Common audit events emitted by the pipeline:
DEPLOYMENT_TRIGGER— user triggered a new deployment.DEPLOYMENT_ROLLBACK— user requested a specific rollback.DEPLOYMENT_ROLLBACK_INSTANT— user clicked instant-rollback.DEPLOYMENT_APPROVE— user approved a paused deployment.DEPLOYMENT_CANCEL— user cancelled a deployment.
SSRF Protection
The deploy pipeline clones repositories over https:// or git://. URLs are validated against _validate_registry_url() which:
- Rejects loopback, link-local, multicast, reserved, and unspecified ranges.
- Accepts private RFC 1918 ranges only when the host resolves to a registered
CloudProvider. - Rejects non-HTTPS URLs unless the host is in the platform's
localhost/ Docker service list.
Troubleshooting
"Deployment already in progress (status: BUILDING)"
There is an active deployment for this service. Either wait for it to finish or POST /api/v1/deployments/{id}/cancel/. Creating a second active deployment returns HTTP 409 with the existing deployment in existing_deployment.

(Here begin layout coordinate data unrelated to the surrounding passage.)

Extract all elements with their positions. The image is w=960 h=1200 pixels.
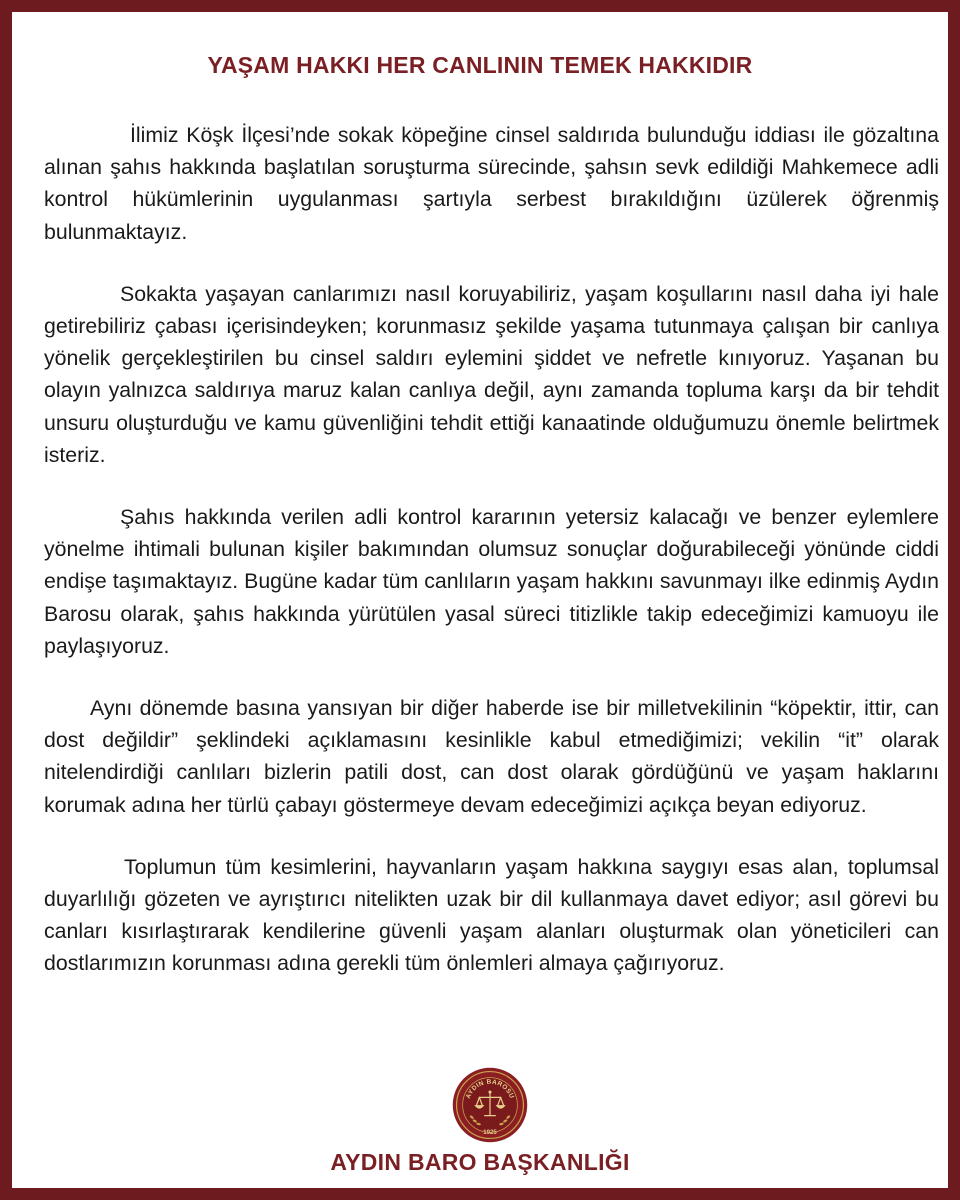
signature-line: AYDIN BARO BAŞKANLIĞI <box>330 1149 630 1175</box>
paragraph-1: İlimiz Köşk İlçesi’nde sokak köpeğine cinsel saldırıda bulunduğu iddiası ile gözaltına alınan şahıs hakkında başlatılan soruşturma sürecinde, şahsın sevk edildiği Mahkemece adli kontrol hükümlerinin uygulanması şartıyla serbest bırakıldığını üzülerek öğrenmiş bulunmaktayız. <box>44 123 939 244</box>
seal-top-text: AYDIN BAROSU <box>464 1078 516 1100</box>
paragraph-3: Şahıs hakkında verilen adli kontrol kararının yetersiz kalacağı ve benzer eylemlere yönelme ihtimali bulunan kişiler bakımından olumsuz sonuçlar doğurabileceği yönünde ciddi endişe taşımaktayız. Bugüne kadar tüm canlıların yaşam hakkını savunmayı ilke edinmiş Aydın Barosu olarak, şahıs hakkında yürütülen yasal süreci titizlikle takip edeceğimizi kamuoyu ile paylaşıyoruz. <box>44 505 939 658</box>
document-body <box>44 119 939 980</box>
seal-year: 1925 <box>483 1128 497 1136</box>
bar-association-seal-icon <box>452 1067 528 1143</box>
paragraph-5: Toplumun tüm kesimlerini, hayvanların yaşam hakkına saygıyı esas alan, toplumsal duyarlılığı gözeten ve ayrıştırıcı nitelikten uzak bir dil kullanmaya davet ediyor; asıl görevi bu canları kısırlaştırarak kendilerine güvenli yaşam alanları oluşturmak olan yöneticileri can dostlarımızın korunması adına gerekli tüm önlemleri almaya çağırıyoruz. <box>44 854 939 976</box>
paragraph-2: Sokakta yaşayan canlarımızı nasıl koruyabiliriz, yaşam koşullarını nasıl daha iyi hale getirebiliriz çabası içerisindeyken; korunmasız şekilde yaşama tutunmaya çalışan bir canlıya yönelik gerçekleştirilen bu cinsel saldırı eylemini şiddet ve nefretle kınıyoruz. Yaşanan bu olayın yalnızca saldırıya maruz kalan canlıya değil, aynı zamanda topluma karşı da bir tehdit unsuru oluşturduğu ve kamu güvenliğini tehdit ettiği kanaatinde olduğumuzu önemle belirtmek isteriz. <box>44 281 939 467</box>
document-title: YAŞAM HAKKI HER CANLININ TEMEK HAKKIDIR <box>207 52 753 78</box>
paragraph-4: Aynı dönemde basına yansıyan bir diğer haberde ise bir milletvekilinin “köpektir, ittir, can dost değildir” şeklindeki açıklamasını kesinlikle kabul etmediğimizi; vekilin “it” olarak nitelendirdiği canlıları bizlerin patili dost, can dost olarak gördüğünü ve yaşam haklarını korumak adına her türlü çabayı göstermeye devam edeceğimizi açıkça beyan ediyoruz. <box>44 696 939 817</box>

"Cannot cancel deployment in HEALTH_CHECK status"
HEALTH_CHECK is past the cancel boundary. Wait for the deployment to reach ACTIVE or FAILED, then trigger a rollback if needed.
Build hangs in BUILDING
The buildpack has stalled — usually a network failure (npm registry down, apt-get update timing out) or a runaway npm install cycle. Inspect GET /api/v1/deployments/{id}/build-logs/ for the live log tail.
"BUILD_FAILED: exit 137"
OOM-killed during build. Reduce build memory pressure (move large assets out of the build, use .dockerignore) or raise the platform's per-task memory limit (see docker-compose.prod.yml).
"ENCRYPTION_KEY_MISMATCH" at restore time
A BACKUP_ENCRYPTION_KEY was rotated without restarting the backend, or the encrypted backup was made on a different installation. Set BACKUP_ENCRYPTION_KEY to the value used at backup time, restart the backend, and re-run the deploy.
Health checks pass on the dashboard but the public domain returns 502
The platform considers the container healthy, but the Traefik route is stale. Force a route re-check: POST /api/v1/services/{id}/recheck-health/ and then POST /api/v1/system/route-recheck/.
Webhook deliveries do not trigger deployments
Inspect the WebhookDelivery table — duplicate deliveries are recorded with status=ignored. The most common cause is a webhook signed with a secret that does not match the service owner's CloudProvider config.
"vulnerability_report is empty after build"
The Trivy scan was skipped. This happens when the image is on a registry that Trivy cannot reach. Configure TRIVY_REGISTRY_USERNAME / TRIVY_REGISTRY_PASSWORD in the platform .env and re-trigger.